ABSTRACT

Until Emergency Severity Index (ESI) triage became available in the Unites States, emergency department (ED) triage was most commonly performed by ED nurses using a poorly designed, nonstandardized, three-level triage method. Most often the three-level method classified incoming patients as emergent, urgent, or nonurgent; or as a level 1, 2 or 3 patient. These three-level methods hinged greatly on an assessment by the triage nurse of “How long do you think this patient can wait?” The reliability of the triage assignments produced by these threelevel methods, asking this type of question, was very poor. That is, the interrater (between triage nurses) and test-retest (same nurse doing triage again) assignments that these three-level methods produced were very inconsistent. In contradistinction, the definitions used to differentiate patients with ESI five-level triage are explicit and are easily understood-by clinicians and nonclinicians (such as hospital administrators) alike.
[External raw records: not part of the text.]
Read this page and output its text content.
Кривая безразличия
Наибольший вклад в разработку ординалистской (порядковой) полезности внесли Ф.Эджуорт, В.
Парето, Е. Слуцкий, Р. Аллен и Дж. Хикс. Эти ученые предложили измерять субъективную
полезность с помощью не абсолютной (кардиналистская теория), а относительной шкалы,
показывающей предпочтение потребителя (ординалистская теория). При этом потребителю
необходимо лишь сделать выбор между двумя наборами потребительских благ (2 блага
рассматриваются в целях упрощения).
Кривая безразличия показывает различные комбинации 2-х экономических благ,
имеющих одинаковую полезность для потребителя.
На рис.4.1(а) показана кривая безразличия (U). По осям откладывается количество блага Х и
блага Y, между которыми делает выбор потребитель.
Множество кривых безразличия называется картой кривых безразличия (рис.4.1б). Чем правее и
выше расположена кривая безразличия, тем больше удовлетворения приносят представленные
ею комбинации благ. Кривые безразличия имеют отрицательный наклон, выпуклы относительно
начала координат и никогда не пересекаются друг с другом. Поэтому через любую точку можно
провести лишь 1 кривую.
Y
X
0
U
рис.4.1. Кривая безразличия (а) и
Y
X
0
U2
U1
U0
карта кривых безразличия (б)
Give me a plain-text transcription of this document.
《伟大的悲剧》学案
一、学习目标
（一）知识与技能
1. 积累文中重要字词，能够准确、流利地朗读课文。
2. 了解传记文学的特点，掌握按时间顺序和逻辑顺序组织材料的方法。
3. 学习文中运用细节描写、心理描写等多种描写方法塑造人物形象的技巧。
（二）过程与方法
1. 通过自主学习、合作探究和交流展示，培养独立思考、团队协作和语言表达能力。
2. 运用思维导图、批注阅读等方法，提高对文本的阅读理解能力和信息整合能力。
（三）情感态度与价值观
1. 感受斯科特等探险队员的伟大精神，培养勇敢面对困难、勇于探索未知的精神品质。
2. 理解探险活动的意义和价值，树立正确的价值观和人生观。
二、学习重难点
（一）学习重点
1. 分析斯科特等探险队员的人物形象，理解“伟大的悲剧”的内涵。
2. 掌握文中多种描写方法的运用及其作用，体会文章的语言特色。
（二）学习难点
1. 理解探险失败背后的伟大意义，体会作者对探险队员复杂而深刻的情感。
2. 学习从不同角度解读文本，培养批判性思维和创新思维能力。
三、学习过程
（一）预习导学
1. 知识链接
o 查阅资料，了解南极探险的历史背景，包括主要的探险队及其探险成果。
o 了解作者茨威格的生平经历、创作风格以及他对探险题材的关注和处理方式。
In ESI triage the ED triage nurse asks two questions: Who should be seen first (levels 1 and 2)? and What do you think the patient will need in terms of resources (where resources are specified) to reach an ED disposition (levels 5, 4, and 3)? The ESI Triage Research Team believes that a principal goal of ED triage should be to determine who should be seen first. But a second major goal of ED triage should be not to just “sort” but to “stream.” This second goal of ED triage is about getting the right patient to the

right resources in the right place and at the right time. ESI triage is fundamentally rooted in an industrial engineering way of thinking. ESI triage is about quick sort and stream; indeed, it is often called the “Quick Sort” step in an emergency department flow mapping or simulation modeling exercise.